Son iki, üç yıldır Londra’nın yeni gözdesi doğu tarafı ve Shoreditch bölgesi. Eskiden insanlar burada yürümeye çekinirken, şimdinin en hip mekanı. Hip demişken Hipster’ları da unutmamak gerek. Hipster nedir derseniz wikipedia şöyle tanımlıyor ‘Hipster orta sınıf yetişkin ve gençlerin ait olduğu bir alt kültürü belirtmede kullanılan bir terim. Alt kültür bağımsız müzik, çeşitli popüler-olmayan moda eğilimi ve alternatif hayat stilleri ile ilişkilendiriliyor.’ Özetle Karaköy’ün çok gelişmiş hali gibi düşünebilirsiniz. Her şey ama her şey konsept ve yaratıcı bir düşüncenin eseri. Standart bir yer bulmanız imkansız.
Kahvaltı;
• The breakfast club ; Ya erken gidin ya geç, ikisinin arasında kapıda kuyruk net☺
Öğlen;
• Albion (sabah kahvaltısı için de süper)

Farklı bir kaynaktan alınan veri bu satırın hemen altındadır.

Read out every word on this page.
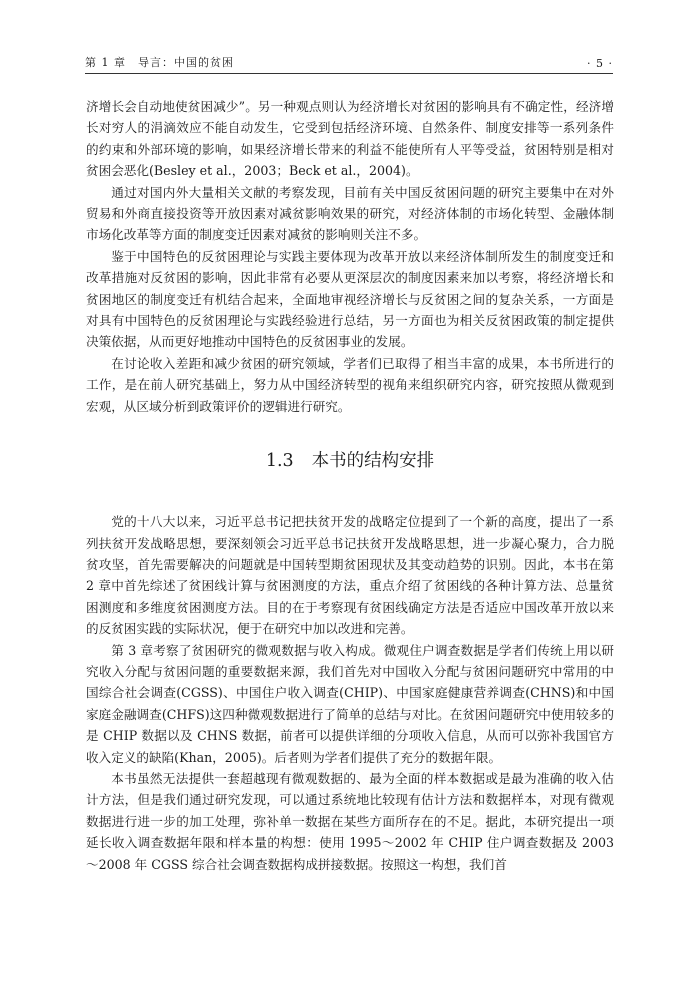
第 1 章　导言：中国的贫困	· 5 ·

济增长会自动地使贫困减少”。另一种观点则认为经济增长对贫困的影响具有不确定性，经济增长对穷人的涓滴效应不能自动发生，它受到包括经济环境、自然条件、制度安排等一系列条件的约束和外部环境的影响，如果经济增长带来的利益不能使所有人平等受益，贫困特别是相对贫困会恶化(Besley et al.，2003；Beck et al.，2004)。

通过对国内外大量相关文献的考察发现，目前有关中国反贫困问题的研究主要集中在对外贸易和外商直接投资等开放因素对减贫影响效果的研究，对经济体制的市场化转型、金融体制市场化改革等方面的制度变迁因素对减贫的影响则关注不多。

鉴于中国特色的反贫困理论与实践主要体现为改革开放以来经济体制所发生的制度变迁和改革措施对反贫困的影响，因此非常有必要从更深层次的制度因素来加以考察，将经济增长和贫困地区的制度变迁有机结合起来，全面地审视经济增长与反贫困之间的复杂关系，一方面是对具有中国特色的反贫困理论与实践经验进行总结，另一方面也为相关反贫困政策的制定提供决策依据，从而更好地推动中国特色的反贫困事业的发展。

在讨论收入差距和减少贫困的研究领域，学者们已取得了相当丰富的成果，本书所进行的工作，是在前人研究基础上，努力从中国经济转型的视角来组织研究内容，研究按照从微观到宏观，从区域分析到政策评价的逻辑进行研究。

1.3 本书的结构安排

党的十八大以来，习近平总书记把扶贫开发的战略定位提到了一个新的高度，提出了一系列扶贫开发战略思想，要深刻领会习近平总书记扶贫开发战略思想，进一步凝心聚力，合力脱贫攻坚，首先需要解决的问题就是中国转型期贫困现状及其变动趋势的识别。因此，本书在第 2 章中首先综述了贫困线计算与贫困测度的方法，重点介绍了贫困线的各种计算方法、总量贫困测度和多维度贫困测度方法。目的在于考察现有贫困线确定方法是否适应中国改革开放以来的反贫困实践的实际状况，便于在研究中加以改进和完善。

第 3 章考察了贫困研究的微观数据与收入构成。微观住户调查数据是学者们传统上用以研究收入分配与贫困问题的重要数据来源，我们首先对中国收入分配与贫困问题研究中常用的中国综合社会调查(CGSS)、中国住户收入调查(CHIP)、中国家庭健康营养调查(CHNS)和中国家庭金融调查(CHFS)这四种微观数据进行了简单的总结与对比。在贫困问题研究中使用较多的是 CHIP 数据以及 CHNS 数据，前者可以提供详细的分项收入信息，从而可以弥补我国官方收入定义的缺陷(Khan，2005)。后者则为学者们提供了充分的数据年限。

本书虽然无法提供一套超越现有微观数据的、最为全面的样本数据或是最为准确的收入估计方法，但是我们通过研究发现，可以通过系统地比较现有估计方法和数据样本，对现有微观数据进行进一步的加工处理，弥补单一数据在某些方面所存在的不足。据此，本研究提出一项延长收入调查数据年限和样本量的构想：使用 1995～2002 年 CHIP 住户调查数据及 2003～2008 年 CGSS 综合社会调查数据构成拼接数据。按照这一构想，我们首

• Barber & Parlour Barber & ; Hem berber hem oturma odası, bir kahvesini için☺
• ‘Sokak yemekleri’ satan çadırlar da pek popüler. Lübnan mutfağı olan Yalla Yalla tavsiyemdir.
Akşam;
• Hill & Szrok: Broadway Market’ta tamamen organik, gazlı içeceğin olmadığı, her gün farklı bir et menüsünün olduğu, yanında da 4 çeşit garnitur ile servisin yapıldığı, mermer masa etrafında oturduğunuz, kasap & restoran 20 kişilik değişik ve lezzetli bir yer, gidin☺
• Back in 5 minutes; Buraya mutlaka gidin, mekanın girişi bir butik ve içeride bir restoran olduğunu dair hiç bir işaret yok. İçeri girince siyah kadife bir perde ve arkasında super keyifli bir mekan!
Gece;
• Bir Hipster pub görelim derseniz;
• Ace Hotel; bölgenin en yeni oteli, lounge kısmı keyifli.

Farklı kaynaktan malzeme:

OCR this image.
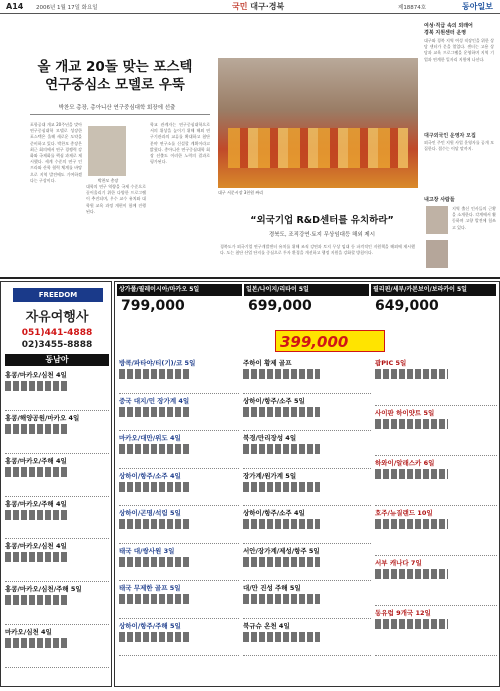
A14 2006년 1월 17일 화요일	국민 대구·경북	제18874호	동아일보
올 개교 20돌 맞는 포스텍
연구중심소 모델로 우뚝
박찬모 총장, 총아니산 연구중심대학 회장에 선출
포항공대 개교 20주년을 맞아 연구중심대학 모델로 성장한 포스텍은 올해 새로운 도약을 준비하고 있다. 박찬모 총장은 최근 회의에서 연구 경쟁력 강화와 국제화를 핵심 과제로 제시했다. 세계 수준의 연구 인프라와 산학 협력 체계를 바탕으로 지역 발전에도 기여하겠다는 구상이다.	박찬모 총장
대학의 연구 역량을 국제 수준으로 끌어올리기 위한 다양한 프로그램이 추진되며, 우수 교수 유치와 대학원 교육 과정 개편이 함께 진행된다.
학교 관계자는 연구중심대학으로서의 위상을 높이기 위해 해외 연구기관과의 교류를 확대하고 첨단 분야 연구소를 신설할 계획이라고 밝혔다. 총아니산 연구중심대학 회장 선출도 이러한 노력의 결과로 평가된다.
대구 서문시장 3천원 짜리
“외국기업 R&D센터를 유치하라”
경북도, 조직강연·토지 무상임대등 해외 제시
경북도가 외국기업 연구개발센터 유치를 위해 조직 강연과 토지 무상 임대 등 파격적인 지원책을 해외에 제시했다. 도는 첨단 산업 단지를 중심으로 투자 환경을 개선하고 행정 지원을 강화할 방침이다.
여성·직급 속의 외래어
경북 지원센터 운영
대구와 경북 지역 여성 직장인을 위한 상담 센터가 문을 열었다. 센터는 고용 상담과 교육 프로그램을 운영하며 지역 기업과 연계한 일자리 지원에 나선다.
대구외국인 운영자 모집
외국인 주민 지원 사업 운영자를 공개 모집한다. 접수는 이달 말까지.
내고장 사람들
지역 출신 인사들의 근황을 소개한다. 각계에서 활동하며 고향 발전에 힘쓰고 있다.
FREEDOM
자유여행사
051)441-4888
02)3455-8888
동남아
홍콩/마카오/심천 4일
홍콩/해양공원/마카오 4일
홍콩/마카오/주해 4일
홍콩/마카오/주해 4일
홍콩/마카오/심천 4일
홍콩/마카오/심천/주해 5일
마카오/심천 4일
상가폴/필레이시아/마카오 5일	일본/나이지/리타이 5일	필리핀/세부/카본보이/보라카이 5일
799,000	699,000	649,000
399,000
방콕/파타야/티(기)/코 5일
중국 대지/민 장가계 4일
마카오/대만/위도 4일
상하이/항주/소주 4일
상하이/곤명/석림 5일
태국 대/쌍사원 3일
태국 무제한 골프 5일
상하이/항주/주해 5일
주하이 황제 골프
상하이/항주/소주 5일
북경/만리장성 4일
장가계/원가계 5일
상하이/항주/소주 4일
서안/장가계/제성/항주 5일
대/만 진성 주해 5일
북규슈 온천 4일
괌PIC 5일
사이판 하이얏트 5일
하와이/알래스카 6일
호주/뉴질랜드 10일
서부 캐나다 7일
동유럽 9개국 12일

• Callooh Callay Bar: İçeri giriyorsunuz bir cafe &lounge havası, sonra aynalı bir gardrop kapağı var onu açınca tatlı bir bar, gidin☺
Aslında tek yapmanız gereken sokakların arasında kaybolmak. Çünkü bu bölgeyi yaz yaz bitmez. Ama bilin ki zamanınız nasıl geçecek anlamayacaksınız, çünkü çikolatacı, çaycı, cornfleks’çi derken gördüğünüz her dükkana, galeriye girip çıkmak, her sokakta gördüğünüz duvar resimlerinin fotoğrafını çekmek isteceksiniz.
Derseniz ki Hipster yerleri boşver, bana Soho de, Nothinghill de, Oxford Street de. Onları için de hazırlıklıyım, buyrunuz;
• Covent Garden’a gitmeden olmaz, ordan da Picadilly’e yürürken M&M’in kocaman mağazasına girmeden hiç olmaz.

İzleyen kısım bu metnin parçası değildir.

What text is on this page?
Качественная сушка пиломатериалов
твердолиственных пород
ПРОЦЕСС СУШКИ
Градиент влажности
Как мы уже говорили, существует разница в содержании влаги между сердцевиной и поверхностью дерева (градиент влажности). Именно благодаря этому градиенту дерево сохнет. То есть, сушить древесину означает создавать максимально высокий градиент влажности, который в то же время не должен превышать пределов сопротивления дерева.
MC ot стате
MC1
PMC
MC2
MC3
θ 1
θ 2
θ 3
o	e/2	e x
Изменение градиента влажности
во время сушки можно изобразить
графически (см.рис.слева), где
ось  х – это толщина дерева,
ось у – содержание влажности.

• Gece klübü içinse; Soho’da gözünüze hoş gözükenleri deneyebilir veya girmesi biraz zor, biraz da pahalı olan The Box Soho ve Maddox alternatifiniz olabilir. Ve tabiki yine rezervasyon şart.
Benden söylemesi, sizden gezmesi. Şimdiden iyi tatiller diler, mutlaka gidin ve harika dediğim yerleri kaçırmayın derim.